Par Serge Pouts-Lajus
Une clé contre la fracture ?
En cette rentrée 2007, le Conseil régional d’Ile de France distribue à tous les « nouveaux lycéens » et à tous les « nouveaux apprentis » une clé USB contenant des ressources numériques qui leur seront utiles pour leurs études. Il ne s’agit pas de la première initiative de ce type. Elle donne au café francilien l’occasion de revenir sur celles qui l’ont précédée et de réfléchir aux usages de la clé USB dans le contexte éducatif.

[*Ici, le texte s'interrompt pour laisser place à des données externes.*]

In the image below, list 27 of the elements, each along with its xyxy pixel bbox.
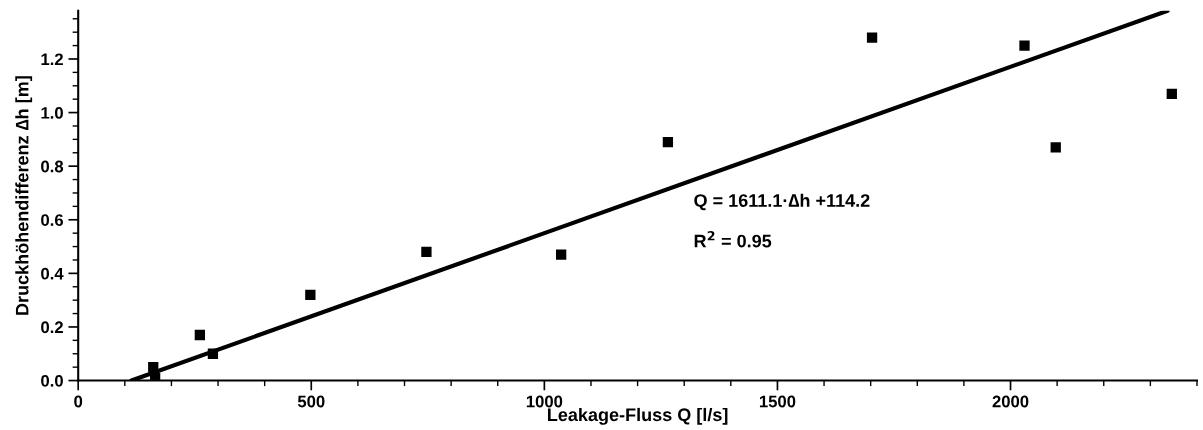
x-tick-label: 2000 — [992, 395, 1029, 408]
point — [1050, 142, 1061, 153]
y-tick-label: 1.0 — [41, 106, 63, 119]
point — [207, 348, 219, 359]
point — [866, 32, 878, 43]
y-tick-label: 1.2 — [41, 53, 63, 66]
annotation: R$^{2}$ = 0.95 — [694, 230, 772, 248]
point — [305, 289, 316, 300]
point — [555, 249, 567, 260]
y-tick-label: 0.6 — [41, 214, 64, 226]
x-tick-label: 0 — [74, 395, 83, 408]
annotation: Q = 1611.1·∆h +114.2 — [694, 193, 870, 211]
x-tick-label: 500 — [297, 395, 325, 408]
point — [148, 362, 159, 373]
y-tick-label: 0.8 — [41, 160, 64, 173]
point — [421, 246, 432, 258]
y-tick-label: 0.2 — [41, 321, 63, 334]
x-axis-title: Leakage-Fluss Q [l/s] — [548, 407, 728, 425]
x-tick-label: 1500 — [759, 395, 796, 408]
y-tick-label: 0.0 — [41, 374, 63, 387]
y-axis-title: Druckhöhendifferenz ∆h [m] — [15, 76, 33, 315]
point — [662, 136, 674, 148]
y-tick-label: 0.4 — [41, 267, 64, 280]
point — [194, 329, 206, 341]
point — [1019, 40, 1030, 51]
x-tick-label: 1000 — [526, 395, 563, 408]
point — [1166, 88, 1177, 99]
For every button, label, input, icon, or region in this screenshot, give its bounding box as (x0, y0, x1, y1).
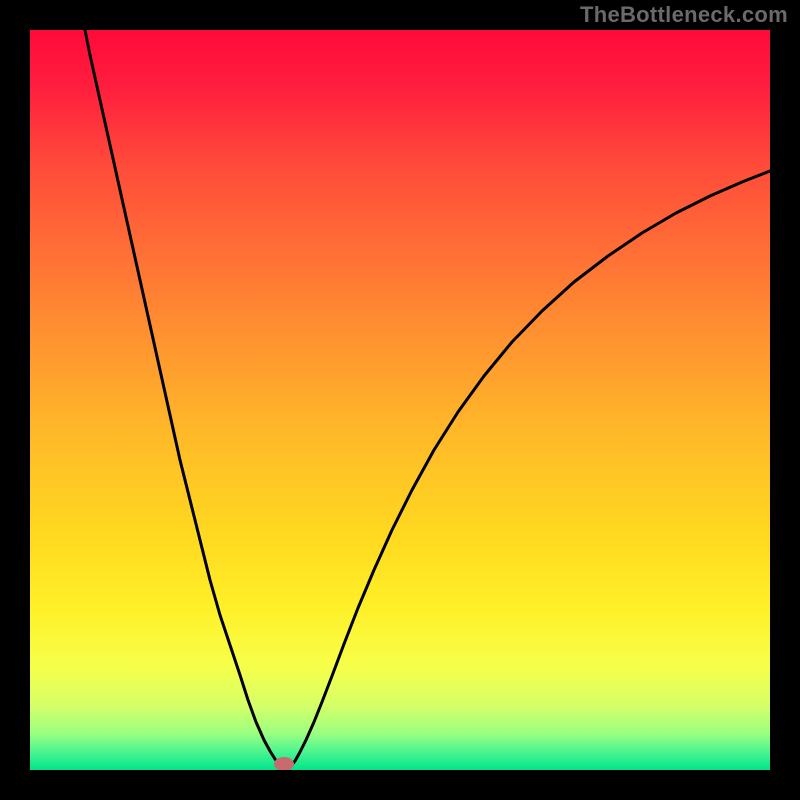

L’intérêt des éducateurs pour la clé USB est étroitement lié à la notion de fracture numérique. On sait que les lycéens, ne possèdent pas tous un ordinateur personnel, loin s’en faut. La clé ne se substitue évidemment pas à un tel outil de travail mais elle permet de transporter avec soi les fichiers et les applications qui composent généralement l’espace de travail sur un ordinateur personnel. Grâce à ce « bureau mobile », chaque poste informatique que le détenteur de la clé croise peut alors instantanément devenir son ordinateur personnel. Belle revanche pour celui qui est privé d’un tel équipement. Cette démarche rappelle un peu le fameux Vélib parisien qui fait passer en douceur et de façon non contraignante d’un dispositif basé sur la propriété individuelle à la mise en commun d’un bien collectif et permet ainsi aux parisiens sans vélo de se déplacer dans leur ville par cet agréable moyen.
Dans la continuité de cette inspiration mutualiste, la clé offerte par le Conseil régional contient une collection de logiciels libres. Ces ressources informatiques sont les fruits de la coopération de programmeurs ayant choisi de placer leur œuvre commune, dès le départ, dans le domaine public. Les lycéens et les apprentis, pour peu que les enseignants qui leur distribueront les clés le leur expliquent, comprendront ainsi qu’il existe des modalités de production et de diffusion des biens différentes de celles, fondées sur la propriété individuelle, qui leur sont les plus familières.
La clé francilienne atteindra-t-elle les objectifs ambitieux qui lui ont été fixés ? Il faudra d’abord qu’elle soit adoptée et qu’elle le soit pour des usages en relation avec l’éducation et la formation. Cela ne va pas de soi. Des détournements que chacun peut imaginer sont évidemment possibles. Pour un projet comme celui-ci, les mesures d’accompagnement en direction des jeunes mais également de leurs enseignants, des entreprises qui les accueillent pour les apprentis, des chefs d’établissement, sont indispensables. Elles sont même une condition principale du succès de l’opération. Dans ce but, un site d’échanges de pratiques auquel le café pédagogique contribuera a été mis en place par les trois rectorats franciliens.
Reste l’objectif le plus ambitieux et sans doute le plus noble du projet : la lutte contre la fracture numérique. Pour mesurer les effets de l’initiative dans ce domaine, il faudra attendre un an ou deux qu’elle ait porté ses fruits avant de procéder à une évaluation. Mais il est aussi possible de recueillir sans attendre des témoignages d’apprentis ou de lycéens ne possédant pas d’ordinateur personnel et auxquels la clé aura apporté un service de nature éducative. Ces témoignages qui pourront être mis en ligne sur le site de mutualisation montreront des usages concrets de la clé et autant de contributions élémentaires du projet à la réduction de la fracture numérique. Nous comptons sur les enseignants, lecteurs du café pédagogique francilien, pour faire remonter jusqu’à nous de tels témoignages.